Background
Covalent inhibitors are increasingly important in drug discovery, but their development requires careful balancing of potency and selectivity. A reactive warhead can support durable target engagement, but excessive or poorly controlled reactivity can increase off-target labeling across the proteome.
Lin and colleagues addressed this challenge in COOKIE-Pro: covalent inhibitor binding kinetics profiling on the proteome scale. The study introduced COOKIE-Pro, a proteomics workflow designed to quantify irreversible covalent inhibitor binding kinetics and selectivity across the proteome.
Methods
The study used a two-step covalent occupancy kinetics enrichment strategy. In the first step, permeabilized cells were preincubated with a covalent inhibitor at defined concentrations and time points. In the second step, a desthiobiotin probe was used to enrich unoccupied target and off-target proteins. The enriched proteins were then analyzed by mass spectrometry-based proteomics.
The authors used BTK inhibitors, including spebrutinib and ibrutinib, to validate the approach. They also used controls such as DMSO and saturating inhibitor conditions to support occupancy interpretation. TMT-based quantification helped compare treatment groups and reduce injection-to-injection variation.
Results
The paper reported that COOKIE-Pro could profile covalent inhibitor binding kinetics and selectivity on the proteome scale. In the abstract, the authors state that the method reproduced known kinetic parameters for BTK inhibitors and identified both expected and unreported off-targets. They also reported that spebrutinib showed more than 10-fold higher potency for TEC kinase compared with its intended target BTK.

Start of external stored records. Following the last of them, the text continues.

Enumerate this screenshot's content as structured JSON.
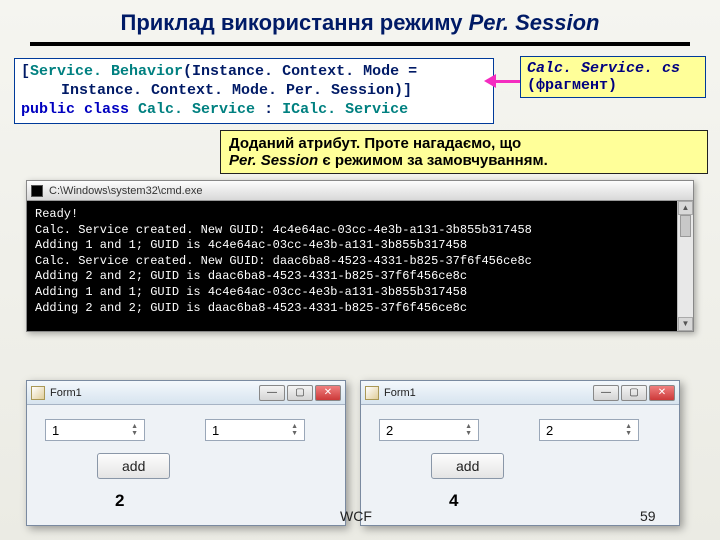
{
  "title": {
    "pre": "Приклад використання режиму ",
    "italic": "Per. Session"
  },
  "code": {
    "l1a": "[",
    "l1b": "Service. Behavior",
    "l1c": "(Instance. Context. Mode =",
    "l2": "Instance. Context. Mode. Per. Session)]",
    "l3a": "public",
    "l3b": " class ",
    "l3c": "Calc. Service",
    "l3d": " : ",
    "l3e": "ICalc. Service"
  },
  "yellow": {
    "file": "Calc. Service. cs",
    "frag": "(фрагмент)"
  },
  "note": {
    "l1": "Доданий атрибут. Проте нагадаємо, що",
    "l2a": "Per. Session",
    "l2b": " є режимом за замовчуванням."
  },
  "cmd": {
    "title": "C:\\Windows\\system32\\cmd.exe",
    "lines": [
      "Ready!",
      "Calc. Service created. New GUID: 4c4e64ac-03cc-4e3b-a131-3b855b317458",
      "Adding 1 and 1; GUID is 4c4e64ac-03cc-4e3b-a131-3b855b317458",
      "Calc. Service created. New GUID: daac6ba8-4523-4331-b825-37f6f456ce8c",
      "Adding 2 and 2; GUID is daac6ba8-4523-4331-b825-37f6f456ce8c",
      "Adding 1 and 1; GUID is 4c4e64ac-03cc-4e3b-a131-3b855b317458",
      "Adding 2 and 2; GUID is daac6ba8-4523-4331-b825-37f6f456ce8c"
    ]
  },
  "forms": [
    {
      "title": "Form1",
      "a": "1",
      "b": "1",
      "btn": "add",
      "result": "2"
    },
    {
      "title": "Form1",
      "a": "2",
      "b": "2",
      "btn": "add",
      "result": "4"
    }
  ],
  "footer": {
    "wcf": "WCF",
    "page": "59"
  }
}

Figure 3 focuses on COOKIE-Pro profiling for spebrutinib in Ramos cells using the SB-2 desthiobiotin probe. It includes the spebrutinib and SB-2 probe structures, the experiment layout, a ranked proteomics off-target list, kinase off-target heatmaps, and kinetic fitting for BTK and TEC. In this case, the figure helps show how a covalent inhibitor profiling workflow can move from compound treatment to off-target ranking and kinetic interpretation.
The same study also applied a streamlined two-point strategy to a library of 16 covalent fragments. This generated thousands of kinetic profiles and supported quantitative separation of intrinsic chemical reactivity from binding affinity at scale.
Conclusion
This case shows why covalent inhibitor profiling should not rely only on single-target potency. A useful profiling workflow should connect target engagement, off-target ranking, concentration or time behavior, and data interpretation. For discovery teams, the value is not only identifying whether a compound works, but understanding how selectively it works across the proteome and which findings should guide the next round of chemistry or validation.